Although we have not yet collected data from enough users to determine statistically significant differences between the two systems, we note trends that for the FLoReS version, users had higher ratings for “Bill understood what I said” and “Bill let me talk about what I wanted to talk about” (addressing a user sense that they can take the initiative), but also, unexpectedly “Bill asked too many questions for no reason”. Further analysis will examine the role of aspects of the FLoReS  dialogue manager versus the specific subdialogues and reward structures used.

In terms of limitations, while we were successful in enabling the new Bill Ford dialogue policy to be almost completely designed by non-programmers, it remains a hard task that requires multiple iterations, and occasional intervention from dialogue system experts, to get a dialogue policy to work as desired. One of the main problems we noticed is that even though FLoReS allows authors to relax preconditions and allow ordering to be determined at run-time based on rewards, they still often preferred to use logical preconditions. This seems to be caused by the fact that predicting the behavior based on rewards is challenging, whereas logical conditions, although hard to write clearly, make it easier to foresee when an operator will be executed. We also observed that deciding on the specific reward value to associate to certain goals was a nontrivial task for our author.

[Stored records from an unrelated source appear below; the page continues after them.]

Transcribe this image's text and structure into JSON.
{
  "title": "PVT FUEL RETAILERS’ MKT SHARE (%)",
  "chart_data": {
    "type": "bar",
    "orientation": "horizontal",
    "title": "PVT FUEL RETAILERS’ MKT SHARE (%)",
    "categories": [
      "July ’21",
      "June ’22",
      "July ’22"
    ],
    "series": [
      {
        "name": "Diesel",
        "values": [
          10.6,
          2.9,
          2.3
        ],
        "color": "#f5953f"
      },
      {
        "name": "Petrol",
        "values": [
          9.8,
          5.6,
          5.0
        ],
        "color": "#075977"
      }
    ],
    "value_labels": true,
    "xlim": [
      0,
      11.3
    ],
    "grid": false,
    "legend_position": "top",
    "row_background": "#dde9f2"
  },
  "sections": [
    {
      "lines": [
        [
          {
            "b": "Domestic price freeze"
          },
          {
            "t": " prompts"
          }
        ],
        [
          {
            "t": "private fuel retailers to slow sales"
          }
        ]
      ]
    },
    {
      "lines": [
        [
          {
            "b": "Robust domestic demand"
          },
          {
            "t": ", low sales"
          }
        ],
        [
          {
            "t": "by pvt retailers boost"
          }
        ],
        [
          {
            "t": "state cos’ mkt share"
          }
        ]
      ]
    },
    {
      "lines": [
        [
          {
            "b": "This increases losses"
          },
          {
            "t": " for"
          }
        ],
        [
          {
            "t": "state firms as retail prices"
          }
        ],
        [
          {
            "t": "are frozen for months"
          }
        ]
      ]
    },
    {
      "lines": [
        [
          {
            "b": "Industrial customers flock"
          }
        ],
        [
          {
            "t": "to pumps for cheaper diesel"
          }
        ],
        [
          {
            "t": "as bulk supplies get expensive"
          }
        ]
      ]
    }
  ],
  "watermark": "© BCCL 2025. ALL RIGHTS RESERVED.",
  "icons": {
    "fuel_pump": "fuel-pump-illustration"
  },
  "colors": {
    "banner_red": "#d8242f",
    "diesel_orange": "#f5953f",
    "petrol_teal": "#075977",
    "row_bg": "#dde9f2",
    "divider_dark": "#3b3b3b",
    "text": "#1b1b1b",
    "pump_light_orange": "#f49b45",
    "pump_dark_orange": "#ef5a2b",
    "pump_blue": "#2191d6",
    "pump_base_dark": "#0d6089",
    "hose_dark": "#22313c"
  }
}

Another limitation is that the simulation currently can make some inaccurate predictions, due to time and resource limits in the search process.

6 Conclusion

We have described FLoReS, a mixed initiative, information state, and plan-based DM with opportunistic action selection based on expected rewards that supports non-expert authoring. We presented examples to demonstrate its features,a summary of our experience enabling a creative writer to develop a FLoReS dialogue policy, and encouraging preliminary results from a user evaluation.

Next we plan to work on ways to simplify or eliminate the need to assign numeric rewards by possibly using partial ordering constraints on operators, or inverse reinforcement learning to set the reward values. We also plan to further develop and study the efficacy of a dialogue policy visual editor, including developing a library of templates to quickly build common operators.

Finally, the FLoReS dialogue manager will be made available for other researchers through the ICT Virtual Human Toolkit [6]Footnote 8.